The Colorado media are filled with claims that the state budget faces around a $600 million shortfall. Penn Pfiffner explains the details in an Independence Institute podcast.
Pfiffner explains: “Really the bottom line that we need to talk about when we talk about that $600 million, is that about two-thirds of that is a lower amount in the increase. Now there will be some real cuts in the general fund operating budget from last year to this year because of the recession.”
Jon Caldara, who interviews Pfiffner, summarizes, “Out of this $600 million that we’re hearing… about $400 million of it is just scheduled increases in the budget.”
Pfiffner continues: “Let’s talk about the real amount of dollars that won’t show up in the general fund: it’s $234 million. So when people say we’re cutting the budget, they’re accurate in saying $234 million. How much of that is the total budget we’re talking about? It’s three percent — 3.1 percent.” Pfiffner argues that the state “can endure that.”
Pfiffner and Caldara then discuss Amendment 23, which forces increases in education spending even at the expense of other programs. Pfiffner points out that this will put “an additional $408 million going into that state education fund.”

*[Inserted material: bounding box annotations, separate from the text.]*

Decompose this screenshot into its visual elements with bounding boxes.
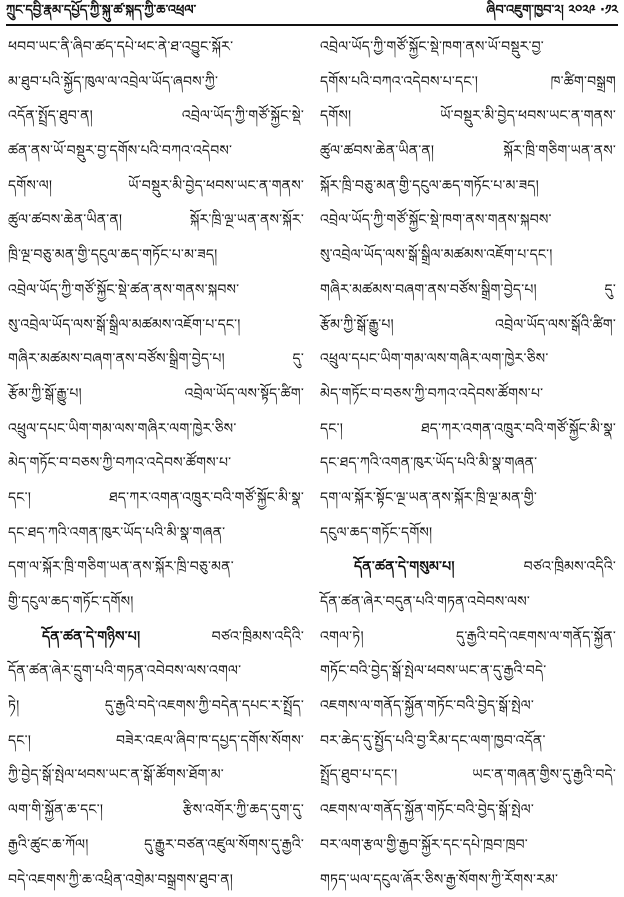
text-line: དག་ལ་སྐོར་ཁྲི་གཅིག་ཡན་ནས་སྐོར་ཁྲི་བཅུ་མན་ (8, 550, 304, 585)
text-line: གྱི་དངུལ་ཆད་གཏོང་དགོས། (8, 585, 304, 620)
text-line: དང་། ཐད་ཀར་འགན་འཁྲུར་བའི་གཙོ་སྐྱོང་མི་སྣ་ (320, 412, 616, 447)
text-line: གཞིར་མཚམས་བཞག་ནས་བཙོས་སྒྲིག་བྱེད་པ། དུ་ (320, 273, 616, 308)
text-line: མེད་གཏོང་བ་བཅས་ཀྱི་བཀའ་འདེབས་ཚོགས་པ་ (8, 446, 304, 481)
text-line: བར་ལག་རྩལ་གྱི་རྒྱབ་སྐྱོར་དང་དཔེ་ཁྲབ་ཁྲབ་ (320, 828, 616, 863)
text-line: དོན་ཚན་ཞེར་བདུན་པའི་གཏན་འབེབས་ལས་ (320, 585, 616, 620)
text-line: འཇགས་ལ་གནོད་སྐྱོན་གཏོང་བའི་བྱེད་སྒོ་སྤེལ་ (320, 689, 616, 724)
text-line: འཕྲུལ་དཔང་ཡིག་གམ་ལས་གཞིར་ལག་ཁྱེར་ཅིས་ (8, 412, 304, 447)
text-columns (8, 30, 616, 844)
text-line: དངུལ་ཆད་གཏོང་དགོས། (320, 516, 616, 551)
text-line: གཏོང་བའི་བྱེད་སྒོ་སྤེལ་ཕབས་ཡང་ན་དུ་རྒྱའི་བདེ་ (320, 654, 616, 689)
text-line: འབྲེལ་ཡོད་ཀྱི་གཙོ་སྐྱོང་སྡེ་ཚན་ནས་གནས་སྐབས་ (8, 273, 304, 308)
left-column (8, 30, 304, 844)
text-line: སུ་འབྲེལ་ཡོད་ལས་སྒོ་སྒྲིལ་མཚམས་འཇོག་པ་དང་། (320, 238, 616, 273)
text-line: སུ་འབྲེལ་ཡོད་ལས་སྒོ་སྒྲིལ་མཚམས་འཇོག་པ་དང་། (8, 308, 304, 343)
text-line: དགོས། ཡོ་བསྡུར་མི་བྱེད་ཕབས་ཡང་ན་གནས་ (320, 99, 616, 134)
text-line: རྩོམ་ཀྱི་སྒོ་རྒྱུ་པ། འབྲེལ་ཡོད་ལས་སྟོད་ཚིག་ (8, 377, 304, 412)
text-line: དང་། བཟེར་འཇལ་ཞིབ་ཁ་དཔྱད་དགོས་སོགས་ (8, 724, 304, 759)
text-line: ལག་གི་སྐྱོན་ཆ་དང་། རྩིས་འགོར་ཀྱི་ཆད་དུག་དུ་ (8, 793, 304, 828)
right-column (320, 30, 616, 844)
text-line: དང་ཐད་ཀའི་འགན་ཁུར་ཡོད་པའི་མི་སྣ་གཞན་ (8, 516, 304, 551)
text-line: ཕབབ་ཡང་ནི་ཞིབ་ཚད་དཔེ་ཕང་ནེ་ཐ་འབྱུང་སྐོར་ (8, 30, 304, 65)
text-line: དགོས་པའི་བཀའ་འདེབས་པ་དང་། ཁ་ཚིག་བསྒྲག (320, 65, 616, 100)
page-header (6, 4, 618, 26)
text-line: སྐོར་ཁྲི་བཅུ་མན་གྱི་དངུལ་ཆད་གཏོང་པ་མ་ཟད། (320, 169, 616, 204)
text-line: ཚུལ་ཚབས་ཆེན་ཡིན་ན། སྐོར་ཁྲི་ལྔ་ཡན་ནས་སྐོར་ (8, 203, 304, 238)
text-line: འགལ་ཏེ། དུ་རྒྱའི་བདེ་འཇགས་ལ་གནོད་སྐྱོན་ (320, 620, 616, 655)
text-line: བདེ་འཇགས་ཀྱི་ཆ་འཕྲིན་འགྲེམ་བསྒྲགས་ཐུབ་ན། (8, 863, 304, 897)
text-line: དོན་ཚན་དེ་གསུམ་པ། བཙའ་ཁྲིམས་འདིའི་ (320, 550, 616, 585)
text-line: དག་ལ་སྐོར་སྟོང་ལྔ་ཡན་ནས་སྐོར་ཁྲི་ལྔ་མན་གྱི་ (320, 481, 616, 516)
text-line: རྩོམ་ཀྱི་སྒོ་རྒྱུ་པ། འབྲེལ་ཡོད་ལས་སྒོའི་ཚིག་ (320, 308, 616, 343)
text-line: ཚུལ་ཚབས་ཆེན་ཡིན་ན། སྐོར་ཁྲི་གཅིག་ཡན་ནས་ (320, 134, 616, 169)
section-heading: དོན་ཚན་དེ་གཉིས་པ། (42, 629, 140, 645)
text-line: དང་ཐད་ཀའི་འགན་ཁུར་ཡོད་པའི་མི་སྣ་གཞན་ (320, 446, 616, 481)
text-line: འཕྲུལ་དཔང་ཡིག་གམ་ལས་གཞིར་ལག་ཁྱེར་ཅིས་ (320, 342, 616, 377)
section-heading: དོན་ཚན་དེ་གསུམ་པ། (354, 559, 455, 575)
text-line: ཏེ། དུ་རྒྱའི་བདེ་འཇགས་ཀྱི་བདེན་དཔང་ར་སྤྲོད་ (8, 689, 304, 724)
text-line: བར་ཆེད་དུ་སྤྱོད་པའི་བྱ་རིམ་དང་ལག་ཁྱབ་འདོན་ (320, 724, 616, 759)
journal-title: ཀྲུང་དབྱི་རྣམ་དཔྱོད་ཀྱི་སྐུ་ཚ་སྐད་ཀྱི་ཆ་འཕྲལ་ (6, 0, 196, 32)
text-line: མ་ཐུབ་པའི་སྐྱོད་ཁུལ་ལ་འབྲེལ་ཡོད་ཞབས་ཀྱི་ (8, 65, 304, 100)
text-line: དོན་ཚན་དེ་གཉིས་པ། བཙའ་ཁྲིམས་འདིའི་ (8, 620, 304, 655)
text-line: དང་། ཐད་ཀར་འགན་འཁྲུར་བའི་གཙོ་སྐྱོང་མི་སྣ་ (8, 481, 304, 516)
text-line: དགོས་ལ། ཡོ་བསྡུར་མི་བྱེད་ཕབས་ཡང་ན་གནས་ (8, 169, 304, 204)
text-line: འདོན་སྤྲོད་ཐུབ་ན། འབྲེལ་ཡོད་ཀྱི་གཙོ་སྐྱོང་སྡེ་ (8, 99, 304, 134)
text-line: གཞིར་མཚམས་བཞག་ནས་བཙོས་སྒྲིག་བྱེད་པ། དུ་ (8, 342, 304, 377)
text-line: རྒྱའི་ཚུང་ཆ་ཀོལ། དུ་རྒྱུར་བཙན་འཛུལ་སོགས་དུ་རྒྱའི་ (8, 828, 304, 863)
page-number: ཞིབ་འཇུག་ཁྱབ་༢། ༢༠༢༩ ·༡༢ (486, 0, 618, 32)
text-line: ཁྲི་ལྔ་བཅུ་མན་གྱི་དངུལ་ཆད་གཏོང་པ་མ་ཟད། (8, 238, 304, 273)
text-line: ཚན་ནས་ཡོ་བསྡུར་བྱ་དགོས་པའི་བཀའ་འདེབས་ (8, 134, 304, 169)
text-line: སྤྲོད་ཐུབ་པ་དང་། ཡང་ན་གཞན་གྱིས་དུ་རྒྱའི་བདེ་ (320, 758, 616, 793)
text-line: ཀྱི་བྱེད་སྒོ་སྤེལ་ཕབས་ཡང་ན་སྒོ་ཚོགས་ཐོག་མ་ (8, 758, 304, 793)
text-line: མེད་གཏོང་བ་བཅས་ཀྱི་བཀའ་འདེབས་ཚོགས་པ་ (320, 377, 616, 412)
text-line: འབྲེལ་ཡོད་ཀྱི་གཙོ་སྐྱོང་སྡེ་ཁག་ནས་ཡོ་བསྡུར་བྱ་ (320, 30, 616, 65)
text-line: འབྲེལ་ཡོད་ཀྱི་གཙོ་སྐྱོང་སྡེ་ཁག་ནས་གནས་སྐབས་ (320, 203, 616, 238)
text-line: དོན་ཚན་ཞེར་དྲུག་པའི་གཏན་འབེབས་ལས་འགལ་ (8, 654, 304, 689)
text-line: འཇགས་ལ་གནོད་སྐྱོན་གཏོང་བའི་བྱེད་སྒོ་སྤེལ་ (320, 793, 616, 828)
text-line: གཏད་ཡལ་དངུལ་ཞོར་ཅིས་རྒྱ་སོགས་ཀྱི་རོགས་རམ་ (320, 863, 616, 897)
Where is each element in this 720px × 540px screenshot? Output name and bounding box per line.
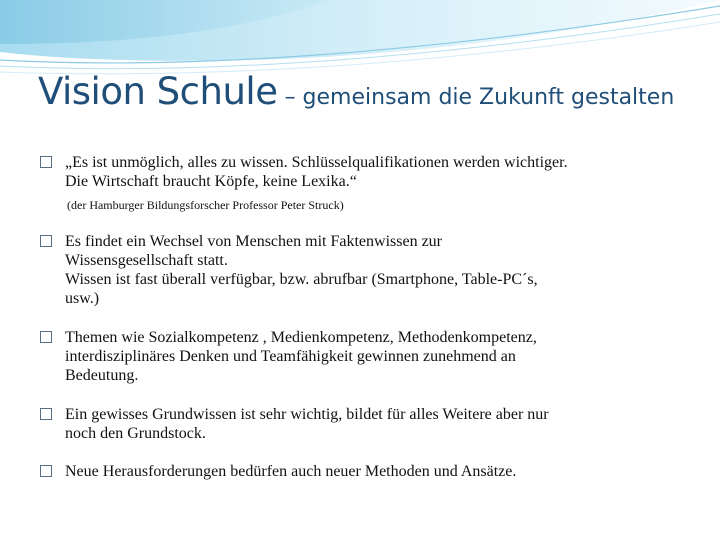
bullet-line: usw.): [65, 290, 100, 307]
square-bullet-icon: [40, 408, 52, 420]
title-subtitle: – gemeinsam die Zukunft gestalten: [284, 85, 675, 110]
square-bullet-icon: [40, 235, 52, 247]
bullet-line: Wissen ist fast überall verfügbar, bzw. abrufbar (Smartphone, Table-PC´s,: [65, 271, 538, 288]
list-item: [40, 462, 690, 481]
bullet-line: Es findet ein Wechsel von Menschen mit Faktenwissen zur: [65, 233, 442, 250]
bullet-line: Ein gewisses Grundwissen ist sehr wichtig, bildet für alles Weitere aber nur: [65, 406, 549, 423]
bullet-line: Wissensgesellschaft statt.: [65, 252, 228, 269]
list-item: [40, 405, 690, 443]
list-item: [40, 232, 690, 308]
square-bullet-icon: [40, 156, 52, 168]
square-bullet-icon: [40, 465, 52, 477]
square-bullet-icon: [40, 331, 52, 343]
bullet-list: [40, 153, 690, 481]
page-title: [38, 70, 674, 113]
quote-source: (der Hamburger Bildungsforscher Professor Peter Struck): [67, 198, 344, 212]
bullet-line: Bedeutung.: [65, 367, 139, 384]
list-item: [40, 153, 690, 213]
bullet-line: interdisziplinäres Denken und Teamfähigkeit gewinnen zunehmend an: [65, 348, 516, 365]
bullet-line: Neue Herausforderungen bedürfen auch neuer Methoden und Ansätze.: [65, 463, 517, 480]
bullet-line: Themen wie Sozialkompetenz , Medienkompetenz, Methodenkompetenz,: [65, 329, 537, 346]
list-item: [40, 328, 690, 385]
bullet-line: Die Wirtschaft braucht Köpfe, keine Lexika.“: [65, 173, 357, 190]
title-main: Vision Schule: [38, 70, 278, 113]
bullet-line: „Es ist unmöglich, alles zu wissen. Schlüsselqualifikationen werden wichtiger.: [65, 154, 568, 171]
bullet-line: noch den Grundstock.: [65, 425, 206, 442]
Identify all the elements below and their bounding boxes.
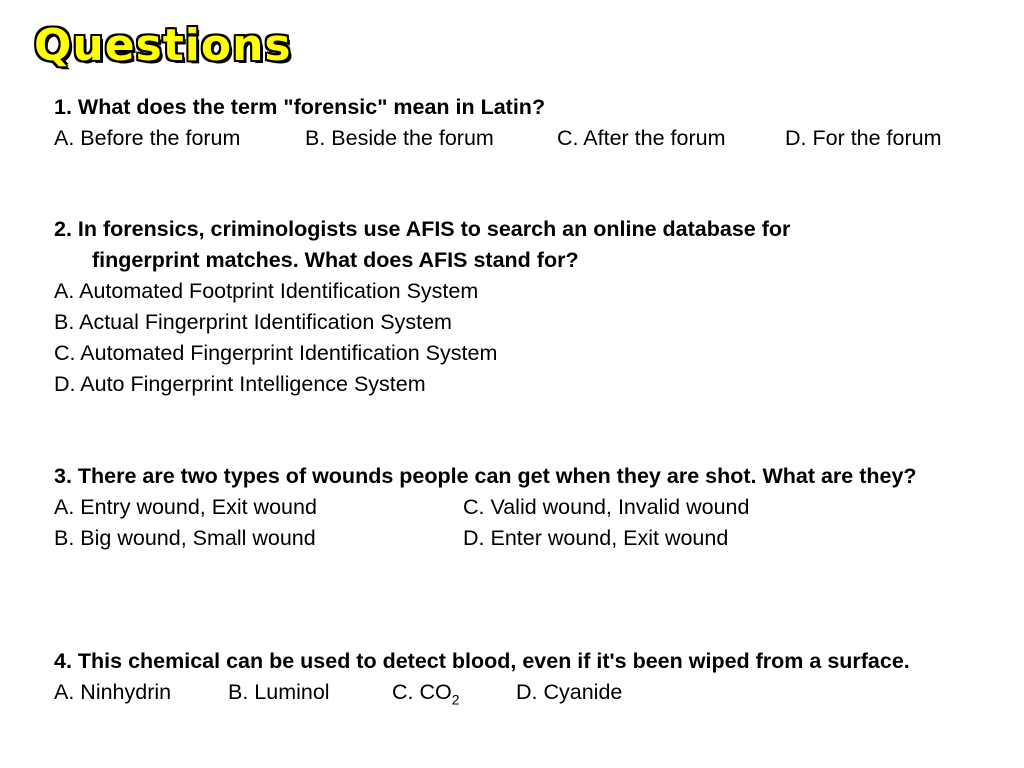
question-4-options — [54, 677, 984, 708]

Pfiffner points out that a “reduction in revenues… is happening across the nation; after all, the nation’s in a recession, not just Colorado, and every state is dealing with it.”
“Because we have TABOR [the Taxpayer’s Bill of Rights], because we have restrictions, because we have a mandated balanced budget requirement, Colorado is nowhere near in as bad as trouble as, say, New York or California,” Pfiffner added.
Pfiffner argues that the current pain was exacerbated by Democratic profligacy. He says:
At the beginning of this last budget cycle, conservatives within the house and the senate said, Governor Ritter, don’t spend so much. Don’t let your budget grow so quickly. We don’t know if we’re going to be able to afford all of this. And furthermore, don’t increase the size of the staffing that you’ve done at the state level. And Governor Ritter was kind of willing to overlook any possibility like that. The staff grew by a large amount, as you see the budget grew by a large amount, and now they’re having to retract back…
The general fund is but a portion of the total budget. Pfiffner explains, “The overall budget, this is the total budget, is set at $18 billion, $366 million — $18.4 billion… You certainly can adjust $234 million within that.”
Pfiffner also explained that the predicted increase in spending from Referendum C has been scaled back from the highest estimates to “more like $4 billion for those five years,” still considerably higher than the estimates provided when it was passed.
Under Referendum C, the state keeps money that under TABOR it otherwise would have to refund. “The additional amount of new taxes coming in… this year is $363 million. Let’s compare that: $363 million of new Referendum C dollars is more than the $234 million they’re saying they have to cut.” In other words, over the last few years spending is up considerably, only now there will be a modest overall decline in the general fund.
Pfiffner summarizes, “The large numbers thrown around by the state leaders is really not a true cut in the budget. The true cut in the budget is about a third of what they’re saying… The legislators have a job to do, but it’s not an undoable job, it’s well within the means of what they can change.”
Is this for a single year budget or is the $234m spread out over two years?
I believe the figure is an estimate for the current fiscal year.